Performance Considerations

  • json.Marshal vs json.Encoder: Marshal creates a []byte in memory. Encoder writes directly to an io.Writer. For HTTP responses, Encoder avoids an intermediate buffer allocation.
  • Struct tag parsing is cached: The encoding/json package caches the reflection metadata per type. The first marshal/unmarshal of a type is slower; subsequent calls are fast.
  • Large JSON payloads: For very large JSON documents, use json.Decoder with Token() to stream-parse without loading the entire document into memory.
  • Alternative libraries: encoding/json uses reflection, which has overhead. For hot paths, consider code-generated alternatives like easyjson or sonic that can be 5-10x faster.
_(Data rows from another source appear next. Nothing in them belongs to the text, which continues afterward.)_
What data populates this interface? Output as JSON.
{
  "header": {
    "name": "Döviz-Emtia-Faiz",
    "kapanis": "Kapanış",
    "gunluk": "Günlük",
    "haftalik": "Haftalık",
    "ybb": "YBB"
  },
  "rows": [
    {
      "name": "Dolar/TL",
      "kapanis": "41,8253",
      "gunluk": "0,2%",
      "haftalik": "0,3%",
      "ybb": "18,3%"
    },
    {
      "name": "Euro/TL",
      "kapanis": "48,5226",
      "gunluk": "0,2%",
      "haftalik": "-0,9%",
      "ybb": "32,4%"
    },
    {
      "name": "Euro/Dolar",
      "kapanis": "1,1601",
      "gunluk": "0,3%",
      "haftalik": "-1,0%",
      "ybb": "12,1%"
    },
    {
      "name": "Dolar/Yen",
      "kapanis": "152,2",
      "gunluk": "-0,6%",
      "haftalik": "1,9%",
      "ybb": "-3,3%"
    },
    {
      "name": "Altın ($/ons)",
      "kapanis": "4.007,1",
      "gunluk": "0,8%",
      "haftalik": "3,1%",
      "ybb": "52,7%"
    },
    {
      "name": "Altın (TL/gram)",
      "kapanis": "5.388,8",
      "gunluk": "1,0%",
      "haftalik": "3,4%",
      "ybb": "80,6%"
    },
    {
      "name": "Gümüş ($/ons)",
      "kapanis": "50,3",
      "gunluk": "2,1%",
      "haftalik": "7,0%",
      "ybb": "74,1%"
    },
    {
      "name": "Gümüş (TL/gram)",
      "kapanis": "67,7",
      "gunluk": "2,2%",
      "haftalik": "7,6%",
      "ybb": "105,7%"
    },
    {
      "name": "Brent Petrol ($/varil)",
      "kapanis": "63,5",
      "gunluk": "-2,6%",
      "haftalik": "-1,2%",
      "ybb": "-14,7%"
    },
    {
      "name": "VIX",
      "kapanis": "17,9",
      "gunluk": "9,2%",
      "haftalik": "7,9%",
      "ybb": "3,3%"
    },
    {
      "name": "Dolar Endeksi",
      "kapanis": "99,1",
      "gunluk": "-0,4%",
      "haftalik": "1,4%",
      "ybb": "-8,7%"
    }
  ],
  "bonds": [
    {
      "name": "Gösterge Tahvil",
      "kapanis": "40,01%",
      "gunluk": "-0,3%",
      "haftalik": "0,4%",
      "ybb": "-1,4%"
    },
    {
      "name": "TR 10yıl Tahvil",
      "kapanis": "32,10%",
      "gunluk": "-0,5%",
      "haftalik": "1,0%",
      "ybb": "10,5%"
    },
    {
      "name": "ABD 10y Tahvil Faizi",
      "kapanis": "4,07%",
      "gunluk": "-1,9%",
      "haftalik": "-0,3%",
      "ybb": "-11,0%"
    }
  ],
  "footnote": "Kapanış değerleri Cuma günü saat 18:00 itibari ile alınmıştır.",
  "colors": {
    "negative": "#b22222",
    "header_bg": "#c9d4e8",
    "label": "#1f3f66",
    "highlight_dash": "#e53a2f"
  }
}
Profile first.
  • json.RawMessage avoids double parsing: When you only need part of a JSON document, use RawMessage for fields you want to parse later (or not at all).

Interview Tips

Interview Tip

"How do you handle JSON in Go?" Use json.Marshal/Unmarshal for in-memory conversion and json.Encoder/Decoder for streaming I/O. Struct tags (json:"name,omitempty") control field naming and behavior. Only exported fields are included. Implement MarshalJSON/UnmarshalJSON for custom serialization.

Interview Tip

"What happens if a JSON field doesn't match any struct field?" By default, it's silently ignored. Use decoder.DisallowUnknownFields() to reject unknown fields. Conversely, struct fields without a matching JSON key get their zero value.

Interview Tip

"How do you handle polymorphic JSON?" Use json.RawMessage to defer parsing. Parse a discriminator field (like "type") first, then unmarshal the raw payload into the correct Go type based on the discriminator value. This is the standard pattern for event systems and APIs with multiple response shapes.

Interview Tip

"What's the difference between a nil slice and an empty slice in JSON?" A nil slice marshals to null, while an initialized empty slice marshals to []. Most APIs expect [] for empty arrays, so initialize your slices explicitly: items := []string{} or items := make([]string, 0).

Key Takeaways

  • json.Marshal/Unmarshal convert between Go values and JSON bytes; Encoder/Decoder stream to/from io.Writer/io.Reader.
  • Struct tags (json:"name,omitempty") are essential — they control JSON key names, omission, and exclusion.
  • Only exported fields are visible to the JSON encoder.
  • Use json.RawMessage for polymorphic JSON and lazy parsing.
  • Implement MarshalJSON/UnmarshalJSON for custom serialization (enums, dates, etc.).
  • Nil slices marshal to null, empty slices to [] — be intentional about initialization.
  • Use json.Decoder for HTTP request bodies — it's memory-efficient and supports strict mode.